The report identifies a B grade as infrastructure that is adequate for now. A D grade indicates it is in poor condition and at risk. Statewide categories that saw improvements include:
- Energy: from a C to a C+
- Inland waterways: from a D to a D+
- Levees: from a C- to a C
- Rail: from a C to a C+
- Roads: from a C- to a C+.
Iowa’s drinking water system, however, fell from a C+ to a C, and solid waste handling dropped from a B+ to a B.
Grades for aviation, (C-), bridges (D+), dams (D) and wastewater (C-) remained unchanged.
Here are the some of the association’s recommendations:
Iowa remains first in the nation for proportion of structurally deficient bridges, with nearly 20% last year. The 2015 fuel tax increase aims to address critical highway and bridge needs, but the report notes that significant portions of the system must be addressed.
Recommendations: Maintain focus on bridge repair or replacement; adjust state funding to meet inflation; and make sure electric vehicles pay their share of road taxes.
While Iowa’s drinking water infrastructure is in fair condition and funding appears sufficient, more revenue is needed to replace systems and build modern treatment plants. More than half the state’s municipal systems are at least 50 years old, with some pipes more than 100 years old.

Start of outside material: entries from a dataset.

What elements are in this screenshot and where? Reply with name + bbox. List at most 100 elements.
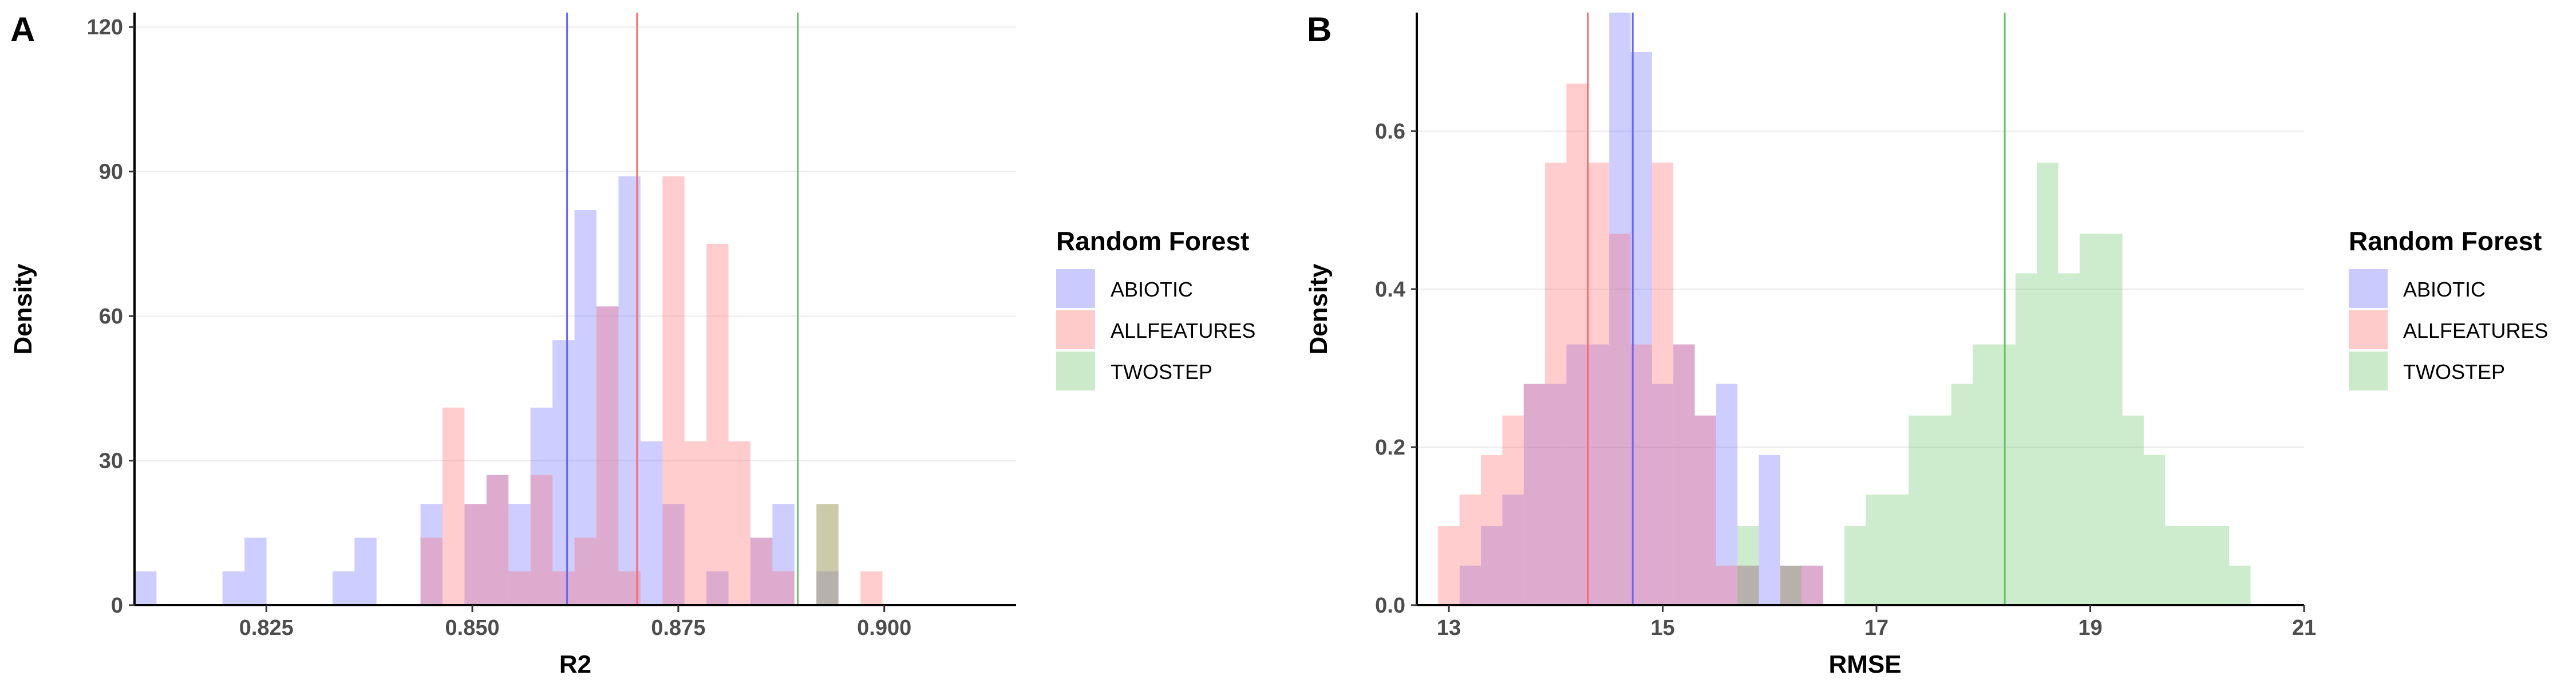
panel-a-bar-allfeatures [530,475,553,605]
panel-a-bar-allfeatures [750,538,773,605]
panel-a-y-title: Density [9,263,37,354]
panel-b-bar-abiotic [1737,566,1759,605]
panel-b-bar-allfeatures [1459,494,1481,605]
panel-b-bar-abiotic [1630,52,1652,605]
panel-a-legend-label-allfeatures: ALLFEATURES [1111,319,1255,342]
panel-b-bar-abiotic [1652,384,1674,605]
panel-a-legend-title: Random Forest [1056,226,1249,256]
panel-a-legend-label-abiotic: ABIOTIC [1111,278,1193,301]
panel-a-y-tick-label: 30 [99,449,123,473]
panel-a-label: A [10,10,35,49]
panel-a-y-tick-label: 90 [99,160,123,184]
panel-b-bar-abiotic [1673,344,1695,605]
panel-b: B 0.0 0.2 0.4 0.6 13 15 17 19 21 RMSE Density Ra… [1305,10,2548,678]
panel-b-bar-twostep [1887,494,1909,605]
panel-b-mean-lines [1587,13,2006,605]
panel-b-bar-twostep [2015,273,2037,605]
panel-a-bars [135,176,883,606]
panel-b-bar-allfeatures [1801,566,1823,605]
panel-b-bar-allfeatures [1523,384,1546,605]
panel-a-bar-abiotic [574,210,596,605]
panel-b-bar-twostep [2037,163,2059,605]
panel-b-label: B [1307,10,1332,49]
panel-b-legend-key-allfeatures [2349,310,2388,349]
panel-b-bar-twostep [2101,234,2123,605]
panel-b-bar-allfeatures [1716,566,1738,605]
panel-a-y-tick-label: 120 [87,15,123,40]
panel-a-bar-abiotic [135,571,157,605]
panel-a-bar-abiotic [706,571,729,605]
panel-b-legend: Random Forest ABIOTIC ALLFEATURES TWOSTE… [2349,226,2548,390]
panel-b-legend-label-allfeatures: ALLFEATURES [2403,319,2548,342]
panel-a-bar-allfeatures [486,475,509,605]
panel-b-bar-abiotic [1759,455,1780,605]
panel-b-y-tick-label: 0.4 [1375,278,1405,302]
panel-a-x-title: R2 [559,650,591,678]
panel-a-bar-abiotic [332,571,355,605]
panel-a-mean-lines [566,13,799,605]
panel-b-bar-twostep [1930,415,1951,605]
panel-b-bar-twostep [1780,566,1802,605]
panel-b-legend-label-abiotic: ABIOTIC [2403,278,2486,301]
panel-a-bar-abiotic [508,504,531,605]
panel-a-bar-abiotic [662,504,685,605]
panel-b-bar-twostep [1737,526,1759,605]
panel-a-bar-abiotic [816,571,839,605]
panel-b-ticks: 0.0 0.2 0.4 0.6 13 15 17 19 21 [1375,120,2316,640]
panel-a-y-tick-label: 60 [99,305,123,329]
panel-a-bar-abiotic [244,538,267,605]
panel-b-bar-twostep [2165,526,2187,605]
panel-b-bar-allfeatures [1630,344,1652,605]
panel-b-x-title: RMSE [1828,650,1901,678]
panel-a-bar-allfeatures [728,441,750,605]
panel-b-bars [1438,13,2251,605]
panel-b-y-tick-label: 0.6 [1375,120,1405,144]
panel-b-x-tick-label: 19 [2078,616,2102,640]
panel-a-bar-abiotic [420,504,442,605]
panel-b-bar-abiotic [1502,494,1524,605]
panel-b-legend-title: Random Forest [2349,226,2542,256]
panel-a-bar-allfeatures [574,538,596,605]
panel-a-grid [135,26,1016,461]
panel-b-bar-twostep [2079,234,2101,605]
panel-b-bar-abiotic [1694,415,1716,605]
panel-b-bar-allfeatures [1737,566,1759,605]
panel-a-bar-allfeatures [596,306,619,605]
panel-a-bar-allfeatures [420,538,442,605]
panel-b-bar-abiotic [1481,526,1503,605]
panel-b-bar-twostep [1973,344,1994,605]
panel-b-bar-abiotic [1545,384,1567,605]
panel-b-grid [1417,131,2304,448]
panel-a-axes [133,13,1016,606]
panel-b-axes [1416,13,2304,606]
panel-b-bar-twostep [1866,494,1887,605]
panel-b-bar-twostep [2207,526,2230,605]
panel-b-bar-allfeatures [1438,526,1460,605]
panel-b-legend-key-abiotic [2349,269,2388,308]
panel-a-y-tick-label: 0 [111,594,123,618]
panel-b-bar-twostep [2143,455,2166,605]
panel-b-bar-allfeatures [1587,163,1610,605]
panel-b-x-tick-label: 15 [1650,616,1674,640]
panel-b-x-tick-label: 13 [1437,616,1461,640]
panel-a-bar-abiotic [596,306,619,605]
panel-b-bar-twostep [1951,384,1973,605]
panel-a-x-tick-label: 0.900 [857,616,911,640]
panel-b-bar-abiotic [1587,344,1610,605]
panel-a-legend: Random Forest ABIOTIC ALLFEATURES TWOSTE… [1056,226,1255,390]
panel-b-bar-twostep [1844,526,1866,605]
panel-a-bar-abiotic [772,504,795,605]
panel-a-bar-abiotic [530,408,553,605]
panel-a-bar-allfeatures [706,243,729,605]
panel-b-bar-abiotic [1609,13,1631,605]
panel-a-bar-allfeatures [508,571,531,605]
panel-b-bar-allfeatures [1673,344,1695,605]
panel-b-y-tick-label: 0.2 [1375,436,1405,460]
panel-b-y-title: Density [1305,263,1333,354]
panel-a-ticks: 0 30 60 90 120 0.825 0.850 0.875 0.900 [87,15,912,640]
panel-a-bar-abiotic [552,340,575,605]
panel-b-bar-twostep [2058,273,2080,605]
panel-b-bar-allfeatures [1609,234,1631,605]
panel-b-bar-allfeatures [1481,455,1503,605]
panel-b-legend-label-twostep: TWOSTEP [2403,360,2505,384]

Recommendations: Surface water contaminants need source mitigation or treatment, and additional funding programs could be made available to treatment plant upgrades.
The Upper Mississippi River and Missouri River waterways contribute more than $4.3 billion in revenue to Iowa’s economy, supporting about 26,000 jobs. But an aging system of locks and dams threatens the industry. The average lock and dam is 30 years beyond the original life span.
Recommendations: Consider user fees for non-navigational and recreational river users; increase funding for upgrades and push for federal legislation aimed at rebuilding the lock and dam system.
Nearly 750 miles of levee exist in Iowa, with several cities receiving funding over the last decade so they can better manage major storm events. Meanwhile, rural areas have struggled to receive funding.
While most levees are functioning, the report notes serious concerns about levee stability during large flood events.
Recommendations: Standardize national inspection and design requirements for levees and provide reliable funding sources for new construction and improvements to existing levees.
In 2017, railroads operating in Iowa spent about $205 million to maintain and improve rail infrastructure. Limited freight and passenger rail access could inhibit long-term growth, and increased investment will be necessary to sustain current service, as well as added capacity.
Recommendations: Promote rail safety, support the development or enhancement of rail industrial projects or intermodal facilities and expand, when necessary, passenger rail services.
Iowa has nearly 115,000 miles of public roadway, and 2015’s 10-cent fuel tax increase was a much-needed source of short-term revenue to address an aging network. Nearly 30% of Iowa’s major roads are in poor or mediocre condition, and 15% of Iowa’s rural roads are in poor condition.
The projected shortfall to meet Iowa’s roadway system needs has been estimated at $32.5 billion over the next 20 years.
Recommendations: Advance interstate priority projects, index fuel tax rates to inflation and lead in planning for automated vehicles.